Some of Australia’s wealthiest entrepreneurs have been caught up in a blitz by the Australian Taxation Office which recouped more than $430 million in the last year.
The ATO runs two dedicated compliance programs for the wealthy, which employ 500 staff and use sophisticated data-matching systems to assess tax and financial records to determine who will be formally audited.
The first program is labelled “the SME market segment” and it comprises “economic groups” with turnover between $2 million and $250 million and wealthy individuals and their economic groups with net wealth over $5 million.
The second program is the ATO’s “highly wealthy” program, which monitors 2600 individuals with assets worth more than $30 million.
The highly wealthy program collected nearly $300 million in unpaid taxes and penalties in 2013.
Michael Cranston, deputy commissioner of the ATO, told Fairfax while most wealthy Australians “did the right thing”, the ATO’s compliance program ensured the country’s rich were paying “their fair share”.
Court records from Bob Jane’s legal stoush with his son, Rodney Jane, show a 2013 audit of the entrepreneur shows he allegedly underpaid his tax obligations for over 20 years.
Bob Jane has been hit with a $1.08 million tax bill by the ATO.
Edelsten has also been targeted after allegedly underpaying his tax obligations by nearly 50% in 2011.
The 70-year-old has recently filed for bankruptcy in the United States and received a $5 million tax bill last year.
Gavan Ord, business policy advisor at CPA Australia, told SmartCompany those with the means must pay an appropriate share of taxes, and if not, the system will work to ensure that they do.
“This applies to all of us, not just higher income earners,” he says.
“The ongoing work of the ATO is a strong demonstration of its vigilance in ensuring compliance with the tax laws and follows recent moves to enhance both efficiency and the innovativeness of the ATO. CPA Australia supports such action as it is an essential part of a well administered tax system.”

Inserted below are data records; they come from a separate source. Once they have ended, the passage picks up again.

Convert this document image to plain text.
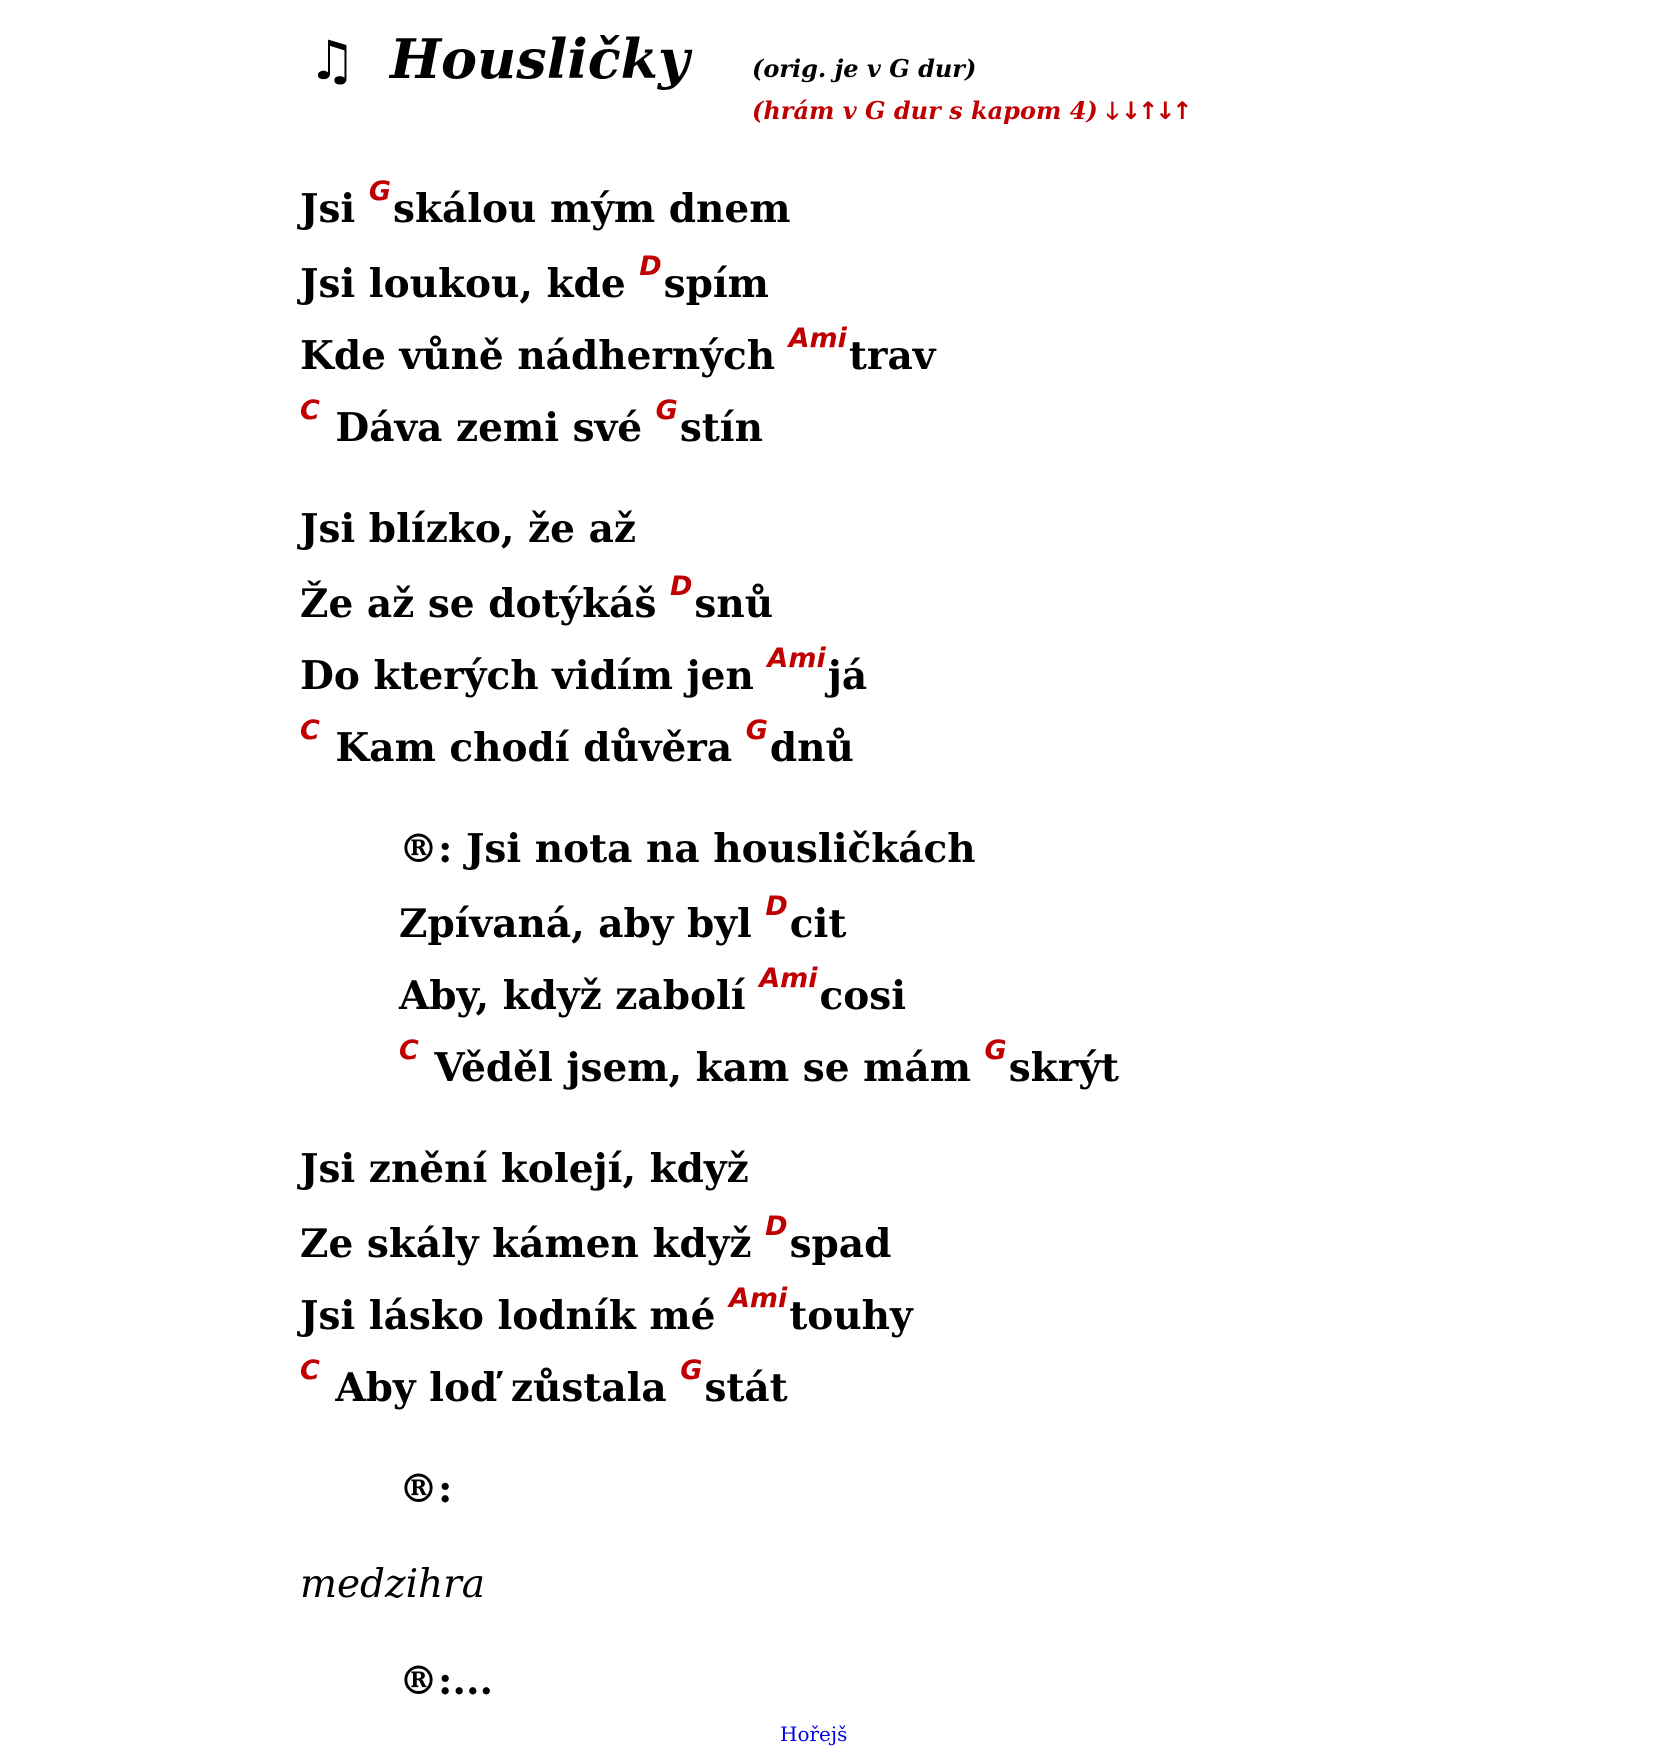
♫ Housličky	(orig. je v G dur)
(hrám v G dur s kapom 4) 🡓 ↓↑↓↑
Jsi $^G$skálou mým dnem
Jsi loukou, kde $^D$spím
Kde vůně nádherných $^{Ami}$trav
$^C$ Dáva zemi své $^G$stín
Jsi blízko, že až
Že až se dotýkáš $^D$snů
Do kterých vidím jen $^{Ami}$já
$^C$ Kam chodí důvěra $^G$dnů
®: Jsi nota na housličkách
Zpívaná, aby byl $^D$cit
Aby, když zabolí $^{Ami}$cosi
$^C$ Věděl jsem, kam se mám $^G$skrýt
Jsi znění kolejí, když
Ze skály kámen když $^D$spad
Jsi lásko lodník mé $^{Ami}$touhy
$^C$ Aby loď zůstala $^G$stát
®:
medzihra
®:...
Hořejš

Stephanie Caredes, tax counsel at the Tax Institute, also backed the ATO’s crackdown.
She says the ATO’s highly wealthy program is essentially about enforcing the law to ensure that the correct amount of taxes are paid.
The program has received funding boosts in 2006, 2008 and 2013, which Caredes says “indicates that the ATO has concerns about risk of non-compliance in this area”.
SmartCompany contacted the ATO but the organisation declined to comment further.